Your workers spend a significant portion of their lives at work, so as an employer you want them to take workplace safety seriously. But between job stresses and the everyday rush to get the job done, safety culture might not be at the top of everyone’s list of priorities. Here are a few things you can do as a manager to make sure your employees are safe on the job.
One of the most important things in creating a safer workplace culture is accountability. If accidents happen but are overlooked, underreported, or worse ignored completely, the company is on track for tragedy before anyone knows there is even a problem. By reviewing accidents with management and with employees after they occur helps everyone better understand the situation, the risk that led to the accident, and what could have been done to avoid such risks in the future. While such reviews might seem like a large investment, the reduction in on-site accidents and incidents will result in greater return on investment than avoiding the issue ever could.

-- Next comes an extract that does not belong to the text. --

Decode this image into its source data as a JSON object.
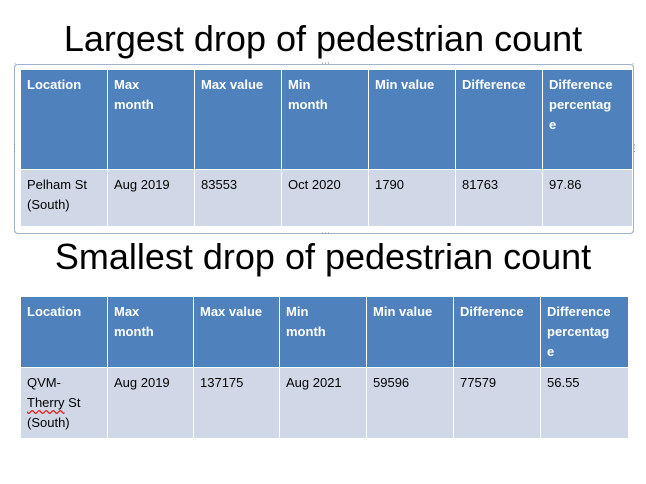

Another investment that can lead to a safer overall workplace is random drug screenings for current employees. Workers who show up for their shifts drunk or otherwise under the influence expose the job site as a whole to greater safety risks than should be allowed. By implementing a random drug testing program where employees don’t know when they will need to be tested can encourage staff to stay sober or risk losing their jobs.
Wellness is a combination of strong health, good exercise, eating and sleeping well, and general work-life-balance. By encouraging and supporting employees to be healthy, whether by being conscious of external factors, limiting overtime, providing health and wellness benefits, etc., employees will be more balanced in their lives and more able to stay safe on the job.

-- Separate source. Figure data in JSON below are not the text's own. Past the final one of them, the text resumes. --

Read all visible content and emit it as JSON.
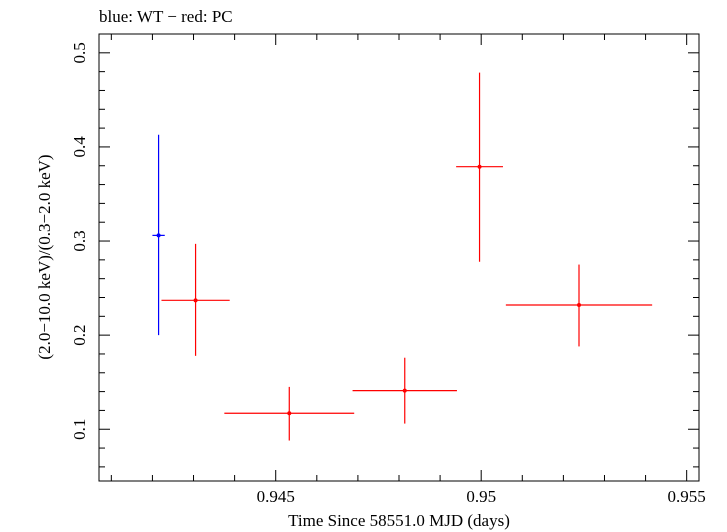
{
  "chart_data": {
    "type": "scatter",
    "title": "blue: WT − red: PC",
    "xlabel": "Time Since 58551.0 MJD (days)",
    "ylabel": "(2.0−10.0 keV)/(0.3−2.0 keV)",
    "xlim": [
      0.9407,
      0.9553
    ],
    "ylim": [
      0.045,
      0.52
    ],
    "xticks": [
      0.945,
      0.95,
      0.955
    ],
    "xtick_labels": [
      "0.945",
      "0.95",
      "0.955"
    ],
    "yticks": [
      0.1,
      0.2,
      0.3,
      0.4,
      0.5
    ],
    "ytick_labels": [
      "0.1",
      "0.2",
      "0.3",
      "0.4",
      "0.5"
    ],
    "series": [
      {
        "name": "WT",
        "color": "#0000ff",
        "points": [
          {
            "x": 0.94215,
            "xerr": 0.00015,
            "y": 0.306,
            "yerr_low": 0.106,
            "yerr_high": 0.107
          }
        ]
      },
      {
        "name": "PC",
        "color": "#ff0000",
        "points": [
          {
            "x": 0.94305,
            "xerr": 0.00083,
            "y": 0.237,
            "yerr_low": 0.059,
            "yerr_high": 0.06
          },
          {
            "x": 0.94533,
            "xerr": 0.00158,
            "y": 0.117,
            "yerr_low": 0.029,
            "yerr_high": 0.028
          },
          {
            "x": 0.94814,
            "xerr": 0.00127,
            "y": 0.141,
            "yerr_low": 0.035,
            "yerr_high": 0.035
          },
          {
            "x": 0.94996,
            "xerr": 0.00057,
            "y": 0.379,
            "yerr_low": 0.101,
            "yerr_high": 0.1
          },
          {
            "x": 0.95238,
            "xerr": 0.00178,
            "y": 0.232,
            "yerr_low": 0.044,
            "yerr_high": 0.043
          }
        ]
      }
    ]
  }
}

Allow employees to make changes as needed for them to be more efficient and safer on the job. Ask for feedback about safety, about the work environment, about the culture. Remember that these employees do the work they do every day, they know what changes will result in a safer, more positive environment.

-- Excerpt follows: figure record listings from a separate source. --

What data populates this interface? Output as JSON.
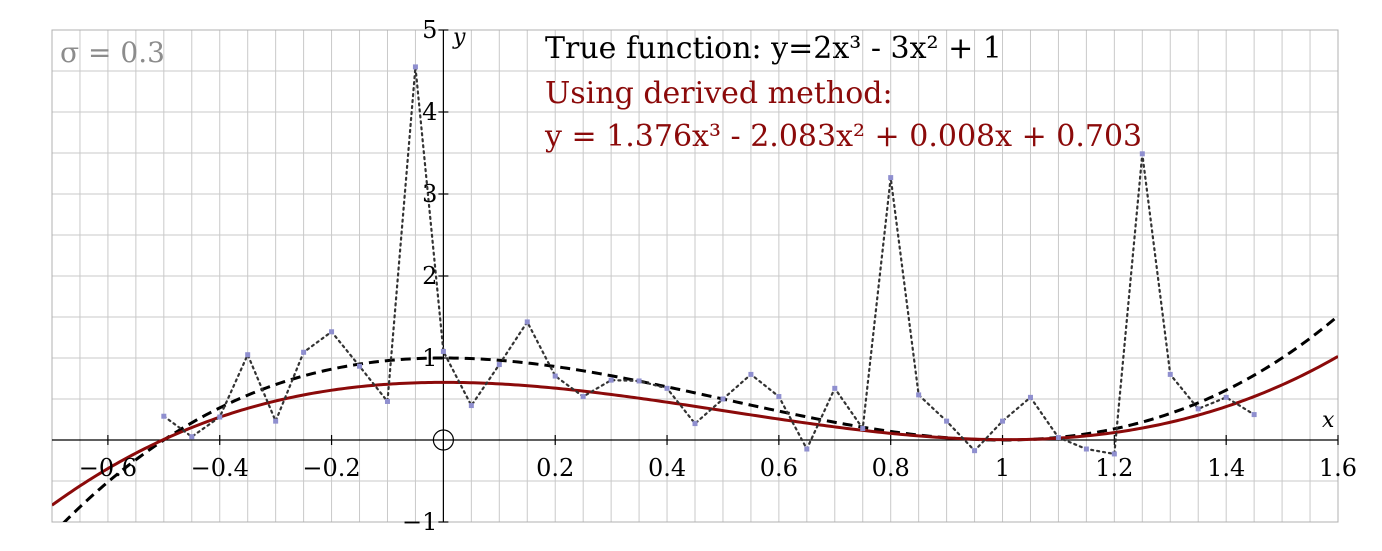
{
  "chart_data": {
    "type": "line",
    "xlabel": "x",
    "ylabel": "y",
    "xlim": [
      -0.7,
      1.6
    ],
    "ylim": [
      -1,
      5
    ],
    "x_ticks": [
      -0.6,
      -0.4,
      -0.2,
      0.2,
      0.4,
      0.6,
      0.8,
      1,
      1.2,
      1.4,
      1.6
    ],
    "x_tick_labels": [
      "−0.6",
      "−0.4",
      "−0.2",
      "0.2",
      "0.4",
      "0.6",
      "0.8",
      "1",
      "1.2",
      "1.4",
      "1.6"
    ],
    "y_ticks": [
      -1,
      1,
      2,
      3,
      4,
      5
    ],
    "y_tick_labels": [
      "−1",
      "1",
      "2",
      "3",
      "4",
      "5"
    ],
    "grid": true,
    "annotations": {
      "sigma": "σ = 0.3",
      "true_function": "True function: y=2x³ - 3x² + 1",
      "derived_title": "Using derived method:",
      "derived_equation": "y = 1.376x³ - 2.083x² + 0.008x + 0.703"
    },
    "series": [
      {
        "style": "dotted",
        "color": "#333333",
        "marker_color": "#8f8fcf",
        "x": [
          -0.5,
          -0.45,
          -0.4,
          -0.35,
          -0.3,
          -0.25,
          -0.2,
          -0.15,
          -0.1,
          -0.05,
          0,
          0.05,
          0.1,
          0.15,
          0.2,
          0.25,
          0.3,
          0.35,
          0.4,
          0.45,
          0.5,
          0.55,
          0.6,
          0.65,
          0.7,
          0.75,
          0.8,
          0.85,
          0.9,
          0.95,
          1,
          1.05,
          1.1,
          1.15,
          1.2,
          1.25,
          1.3,
          1.35,
          1.4,
          1.45
        ],
        "y": [
          0.29,
          0.04,
          0.28,
          1.04,
          0.23,
          1.07,
          1.32,
          0.9,
          0.47,
          4.55,
          1.08,
          0.42,
          0.92,
          1.44,
          0.78,
          0.53,
          0.73,
          0.72,
          0.63,
          0.2,
          0.5,
          0.8,
          0.53,
          -0.11,
          0.63,
          0.14,
          3.2,
          0.55,
          0.23,
          -0.13,
          0.23,
          0.52,
          0.03,
          -0.11,
          -0.17,
          3.49,
          0.8,
          0.38,
          0.52,
          0.31
        ]
      },
      {
        "style": "dashed",
        "color": "#000000",
        "coefficients": [
          2,
          -3,
          0,
          1
        ]
      },
      {
        "style": "solid",
        "color": "#8b0a0a",
        "coefficients": [
          1.376,
          -2.083,
          0.008,
          0.703
        ]
      }
    ]
  }
}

Safety should be everyone’s responsibility, not just managers or supervisors. By developing a workplace with a strong safety culture built from the ground up, your team members will be more supportive of the safety and wellness programs you implement and will even self-enforce to a point. To build a safety culture, you need to ensure that everyone knows the risks, the proper procedures, and the benefits to better workplace safety. Open communication will help to get everyone on board, and at the same time show your commitment to their safety and wellbeing.